Wednesday, May 2, 2012

Movie Review: The Raven

The Raven ** Directed by: James McTeigue.
Written by: Ben Livingston & Hannah Shakespeare.
Starring: John Cusack (Edgar Allan Poe), Luke Evans (Detective Fields), Alice Eve (Emily Hamilton), Brendan Gleeson (Captain Hamilton), Kevin McNally (Maddux), Oliver Jackson-Cohen (John Cantrell), Jimmy Yuill (Captain Eldridge), Sam Hazeldine (Ivan).

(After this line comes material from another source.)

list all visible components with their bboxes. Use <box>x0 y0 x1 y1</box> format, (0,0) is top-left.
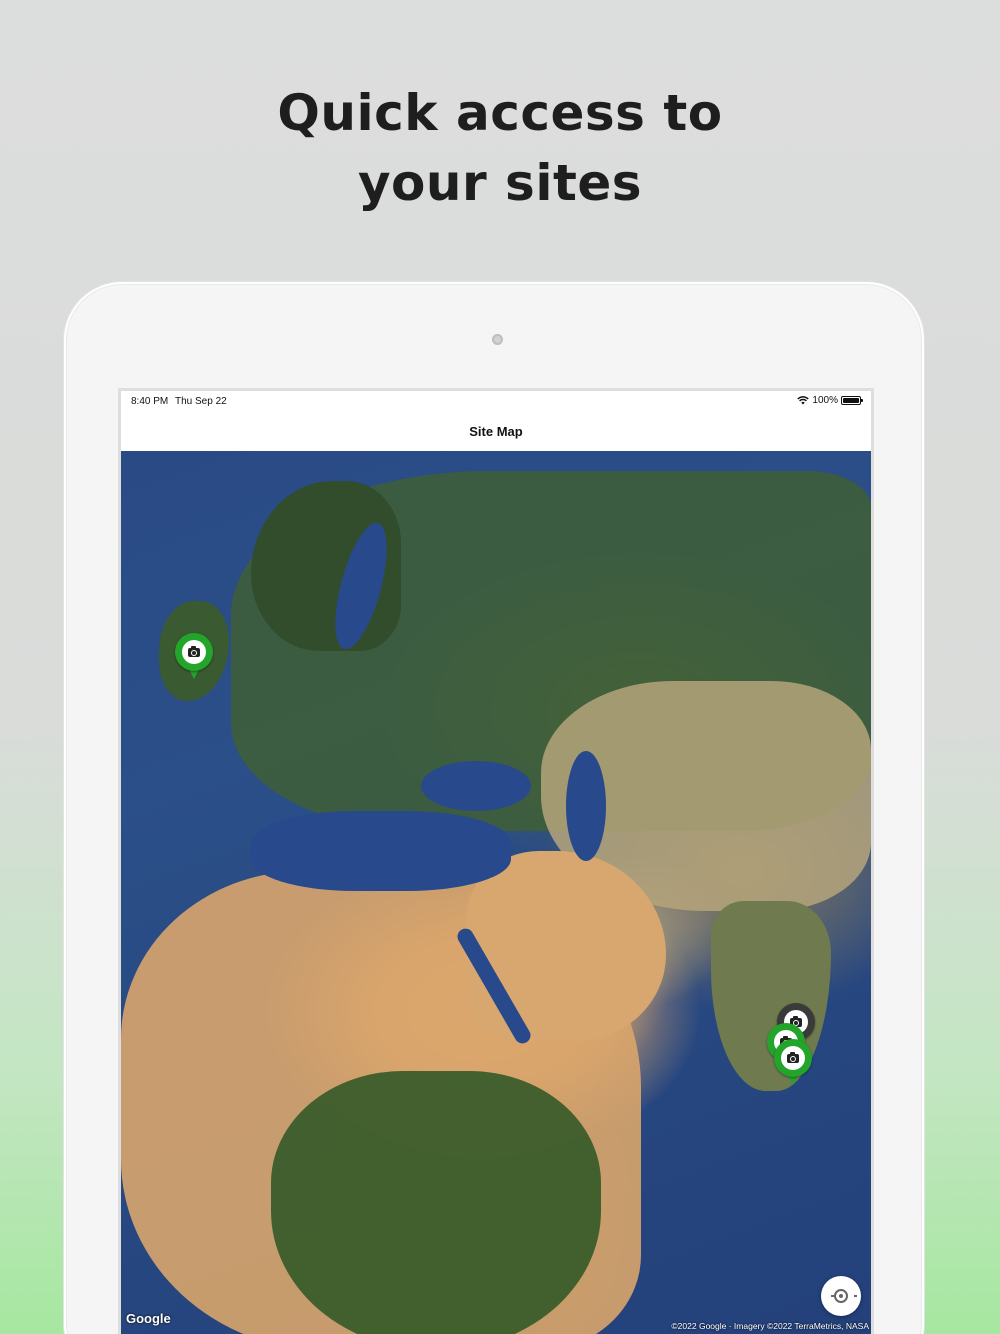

I’m not going to pretend to be a big Edgar Allan Poe fan, but I have read some of his work, and enjoyed it highly.  He remains known, more than 150 years since his death, for his horror stories, which were shocking in their day, but tame by today’s standards. Yet it isn’t because of the violence that people still read Poe – it’s for the writing itself, which is creepy and poetic. His writing, while violent, is built on that poetic language, and the mounting sense of dread and madness in his best known works. They contain blood and murder, but that is not what defines them. That will be what defines The Raven, the latest movie inspired by Poe however. But this is not an adaptation of his work, but a serial killer thriller that has Poe as its central character – because his writing has inspired the killer. So the police, obviously, enlist his help to try and capture the killer.

The movie is set in Baltimore in October of 1849 – the final weeks of Poe’s life. Poe (John Cusack) is broke, trying to eke out a living based on his writing, but really spending most of his time trying to get a drink. He is in love with Emily Hamilton (Alice Eve), the daughter of a figure of some importance in Baltimore, Captain Hamilton (Brendan Gleeson), who of course hates Poe. But when a mother and daughter are murdered, and the cops cannot figure out how the killer escapes, since the door was locked from the inside, and the window nailed shut, Detective Fields (Luke Evans) is called to the scene. When he figures out how the killer escaped, he remembers a story he read where the killer did the same thing – and calls in Poe as a suspect. And when a rival of Poe is killed in the same way that Poe described in The Pit and the Pendulum, the plot thickens. It seems someone is killing people in the way Poe described to draw him into a game of cat and mouse. When Emily is kidnapped, the stakes are raised.

The Raven may have failed immediately by casting John Cusack as Poe. This is not an insult towards Cusack, who is a talented actor. Had this been a real biopic of Poe, portraying him as the tormented soul he is, Cusack may have been able to pull it off. The problem is The Raven is not a biopic – it is an over the top, bloody serial killer movie with Poe as a Sherlock Holmes type character. As a result, Cusack seems too subdued to be effective in this role. Someone like Robert Downey Jr., Johnny Depp or even Nicolas Cage could have very easily gone into the over the top theatrics that is required for this movie to be effective. He isn’t aided very much by his cast mates. I could never really get a read on Luke Evans, who seems at times to want to channel Downey’s theatrics as Sherlock Holmes, but was holding back to overpower the rest of the movie. Brendan Gleeson is a great character actor who can do this role in his sleep – and unfortunately, that it what it appears like he does this time out. Alice Eve is certainly beautiful, but she lacks personality in this movie – and her role is underwritten.
 
Directed by James McTeigue, The Raven is violent, special effects laden serial killer film that at times seems to be trying to be a gruesome horror tale, yet never quite gets there. McTeigue’s first film as a director was V for Vendetta, but as each new film comes along (he reshot much of the horrible The Invasion with Daniel Craig and Nicole Kidman and made the forgettable action film Ninja Assassin before The Raven), it’s beginning to feel more and more like it was producer, The Wachowski Brothers (The Matrix), who really had control of V for Vendetta. This is because while McTeigue’s films since his debut have been technically fine, they do not share the same attention to detail, story and acting that his first one did. The Raven just never really gets off the ground.